Slobodchikov made it clear, however, that extending the life of RBMK-1000 units beyond 50 years is out of the question. “The service life of a power unit, like other complex technical systems, is determined by the condition of non-replaceable elements including building structures. For RBMKs, this also includes large components of the reactor plant such as separator drums and metal structures,” he noted. “This equipment is technically impossible or economically unprofitable to replace. In addition, approaches to energy efficiency, productivity and working conditions change, and the level of scientific and technological development in general has changed.”

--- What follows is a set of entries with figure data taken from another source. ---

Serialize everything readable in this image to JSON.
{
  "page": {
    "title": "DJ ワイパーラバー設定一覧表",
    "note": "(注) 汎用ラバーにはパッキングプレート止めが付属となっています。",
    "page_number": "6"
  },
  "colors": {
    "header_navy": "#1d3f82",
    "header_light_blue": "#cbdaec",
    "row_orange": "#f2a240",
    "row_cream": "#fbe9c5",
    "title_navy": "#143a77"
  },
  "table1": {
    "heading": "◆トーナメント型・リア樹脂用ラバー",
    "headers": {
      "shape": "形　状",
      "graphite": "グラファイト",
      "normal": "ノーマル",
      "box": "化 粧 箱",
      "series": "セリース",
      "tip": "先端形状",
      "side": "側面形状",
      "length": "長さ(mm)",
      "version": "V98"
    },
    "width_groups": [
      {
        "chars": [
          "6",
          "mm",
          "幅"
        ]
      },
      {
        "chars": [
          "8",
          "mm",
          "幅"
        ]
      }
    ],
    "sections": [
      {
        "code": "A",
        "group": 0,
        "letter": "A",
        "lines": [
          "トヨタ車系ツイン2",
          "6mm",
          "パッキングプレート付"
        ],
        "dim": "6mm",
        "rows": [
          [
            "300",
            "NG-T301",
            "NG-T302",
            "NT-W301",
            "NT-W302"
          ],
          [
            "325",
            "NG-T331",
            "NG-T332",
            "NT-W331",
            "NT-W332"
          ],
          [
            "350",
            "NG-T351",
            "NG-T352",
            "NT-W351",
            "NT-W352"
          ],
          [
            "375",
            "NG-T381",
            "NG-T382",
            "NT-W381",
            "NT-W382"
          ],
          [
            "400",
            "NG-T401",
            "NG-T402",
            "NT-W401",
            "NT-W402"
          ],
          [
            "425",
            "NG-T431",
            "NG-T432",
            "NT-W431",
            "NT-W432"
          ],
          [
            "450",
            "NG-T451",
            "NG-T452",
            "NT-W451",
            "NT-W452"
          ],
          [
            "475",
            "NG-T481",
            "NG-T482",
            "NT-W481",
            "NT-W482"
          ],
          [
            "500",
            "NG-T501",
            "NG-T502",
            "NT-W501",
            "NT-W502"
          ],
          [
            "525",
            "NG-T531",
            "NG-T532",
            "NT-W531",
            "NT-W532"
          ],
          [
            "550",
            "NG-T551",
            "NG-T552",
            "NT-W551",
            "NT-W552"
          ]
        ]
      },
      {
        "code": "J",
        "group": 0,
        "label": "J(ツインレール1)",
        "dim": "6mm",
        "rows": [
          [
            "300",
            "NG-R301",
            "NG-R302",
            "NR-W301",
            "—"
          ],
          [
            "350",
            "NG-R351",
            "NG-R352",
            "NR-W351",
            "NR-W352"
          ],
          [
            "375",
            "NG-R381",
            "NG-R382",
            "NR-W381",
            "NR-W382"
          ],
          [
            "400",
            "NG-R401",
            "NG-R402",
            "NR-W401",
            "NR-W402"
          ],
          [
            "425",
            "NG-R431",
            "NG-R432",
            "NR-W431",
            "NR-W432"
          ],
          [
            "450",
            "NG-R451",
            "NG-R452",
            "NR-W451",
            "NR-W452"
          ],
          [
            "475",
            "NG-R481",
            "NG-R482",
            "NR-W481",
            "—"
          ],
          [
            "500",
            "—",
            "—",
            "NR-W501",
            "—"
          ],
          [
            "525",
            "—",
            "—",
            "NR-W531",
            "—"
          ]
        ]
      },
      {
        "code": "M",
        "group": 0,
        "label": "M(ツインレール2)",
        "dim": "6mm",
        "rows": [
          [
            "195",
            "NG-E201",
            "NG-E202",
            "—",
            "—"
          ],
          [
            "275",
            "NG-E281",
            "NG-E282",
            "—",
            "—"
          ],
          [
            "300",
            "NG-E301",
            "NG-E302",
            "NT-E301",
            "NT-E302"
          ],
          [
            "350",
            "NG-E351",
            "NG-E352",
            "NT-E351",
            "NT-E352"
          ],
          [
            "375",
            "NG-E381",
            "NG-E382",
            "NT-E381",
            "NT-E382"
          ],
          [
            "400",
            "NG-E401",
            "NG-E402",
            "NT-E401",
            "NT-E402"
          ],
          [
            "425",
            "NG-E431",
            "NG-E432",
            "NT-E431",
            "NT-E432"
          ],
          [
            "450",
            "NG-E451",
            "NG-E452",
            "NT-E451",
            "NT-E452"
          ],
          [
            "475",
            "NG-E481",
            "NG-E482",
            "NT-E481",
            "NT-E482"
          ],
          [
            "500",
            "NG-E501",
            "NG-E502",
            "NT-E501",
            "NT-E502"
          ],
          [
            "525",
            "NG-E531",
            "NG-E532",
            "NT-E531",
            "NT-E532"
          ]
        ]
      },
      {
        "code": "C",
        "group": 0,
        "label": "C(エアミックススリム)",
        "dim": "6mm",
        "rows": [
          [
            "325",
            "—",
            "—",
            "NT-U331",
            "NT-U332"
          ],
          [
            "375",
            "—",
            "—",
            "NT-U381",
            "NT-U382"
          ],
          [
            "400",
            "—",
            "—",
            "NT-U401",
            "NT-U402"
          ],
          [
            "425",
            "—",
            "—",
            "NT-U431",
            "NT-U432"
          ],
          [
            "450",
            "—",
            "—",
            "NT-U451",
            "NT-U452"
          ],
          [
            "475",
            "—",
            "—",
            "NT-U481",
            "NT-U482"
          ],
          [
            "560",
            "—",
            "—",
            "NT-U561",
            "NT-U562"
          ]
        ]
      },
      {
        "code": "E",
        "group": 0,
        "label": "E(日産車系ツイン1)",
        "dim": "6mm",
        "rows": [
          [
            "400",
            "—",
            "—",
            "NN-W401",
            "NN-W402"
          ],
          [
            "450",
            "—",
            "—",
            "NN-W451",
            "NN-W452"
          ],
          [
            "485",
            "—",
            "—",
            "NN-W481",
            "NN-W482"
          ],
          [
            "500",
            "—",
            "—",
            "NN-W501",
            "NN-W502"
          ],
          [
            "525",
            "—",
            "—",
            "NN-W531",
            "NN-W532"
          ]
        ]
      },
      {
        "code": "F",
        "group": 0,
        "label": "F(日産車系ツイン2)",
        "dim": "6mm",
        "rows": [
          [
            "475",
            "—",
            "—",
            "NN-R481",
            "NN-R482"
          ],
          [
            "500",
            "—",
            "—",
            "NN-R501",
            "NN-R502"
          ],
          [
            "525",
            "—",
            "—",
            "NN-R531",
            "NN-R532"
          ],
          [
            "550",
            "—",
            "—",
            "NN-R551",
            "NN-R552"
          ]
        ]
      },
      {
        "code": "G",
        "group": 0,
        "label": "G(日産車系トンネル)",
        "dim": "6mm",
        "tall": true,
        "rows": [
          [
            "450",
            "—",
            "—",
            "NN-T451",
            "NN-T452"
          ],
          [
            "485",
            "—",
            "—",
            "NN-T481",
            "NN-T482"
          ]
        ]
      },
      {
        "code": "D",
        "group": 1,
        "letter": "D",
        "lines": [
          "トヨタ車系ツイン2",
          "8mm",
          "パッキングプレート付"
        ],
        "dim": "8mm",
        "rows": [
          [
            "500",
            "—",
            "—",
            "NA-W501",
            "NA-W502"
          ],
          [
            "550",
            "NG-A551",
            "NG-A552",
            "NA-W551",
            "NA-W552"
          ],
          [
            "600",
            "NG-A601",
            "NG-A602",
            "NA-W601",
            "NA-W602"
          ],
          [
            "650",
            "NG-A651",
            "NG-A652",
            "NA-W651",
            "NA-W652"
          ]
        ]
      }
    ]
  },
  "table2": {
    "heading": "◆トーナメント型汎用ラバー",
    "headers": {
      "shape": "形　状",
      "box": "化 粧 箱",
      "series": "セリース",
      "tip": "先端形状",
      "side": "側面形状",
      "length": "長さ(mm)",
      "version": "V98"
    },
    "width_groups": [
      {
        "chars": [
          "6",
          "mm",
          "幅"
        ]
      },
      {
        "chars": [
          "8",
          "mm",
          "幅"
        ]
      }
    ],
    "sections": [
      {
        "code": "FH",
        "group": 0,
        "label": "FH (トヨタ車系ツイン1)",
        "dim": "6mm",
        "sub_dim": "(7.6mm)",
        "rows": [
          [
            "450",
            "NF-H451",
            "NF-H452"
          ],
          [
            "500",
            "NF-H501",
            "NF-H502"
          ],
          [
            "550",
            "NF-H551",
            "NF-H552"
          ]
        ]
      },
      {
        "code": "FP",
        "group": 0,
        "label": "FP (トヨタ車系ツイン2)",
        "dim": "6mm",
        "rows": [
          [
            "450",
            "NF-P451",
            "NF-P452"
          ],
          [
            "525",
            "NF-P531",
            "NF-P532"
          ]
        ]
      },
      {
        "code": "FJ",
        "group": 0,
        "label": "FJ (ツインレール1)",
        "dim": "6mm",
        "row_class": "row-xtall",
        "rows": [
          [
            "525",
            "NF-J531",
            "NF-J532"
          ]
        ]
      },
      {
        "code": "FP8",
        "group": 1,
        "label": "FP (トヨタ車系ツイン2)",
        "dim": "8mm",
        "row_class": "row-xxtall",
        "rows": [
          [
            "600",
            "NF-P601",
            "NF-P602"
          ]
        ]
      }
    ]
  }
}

At all RBMKs, a system for monitoring the geometry of structural elements of the nuclear reactor core has been introduced. It uses fibre optic sensors, developed by scientists at the Russian Academy of Sciences. The sensors are lowered into the reactor channels on a special measuring rod. It takes 15 minutes to measure the deformation of each channel and to decide if it is time to begin restoring the resource characteristics of the graphite lining. The system can control fuel geometry without shutting down the reactor and unloading fuel assemblies.
In addition to generating heat and electricity, RBMKs are also used to develop valuable isotopes for medicine and industry. “Today, the channel reactor is the only one that can cost-effectively produce a wide range of isotopes,” Slobodchikov said. “The design makes it possible to reload irradiation devices during operation: there is no need to stop the reactor. This important characteristic has led specialists from Nikiet and the Kurchatov Institute to consider further development of the channel reactor. Nikiet has developed the concept of a new isotope energy reactor that fully meets modern safety requirements. Its power is less than that of the existing RBMKs – we are prioritising the task of producing isotopes.”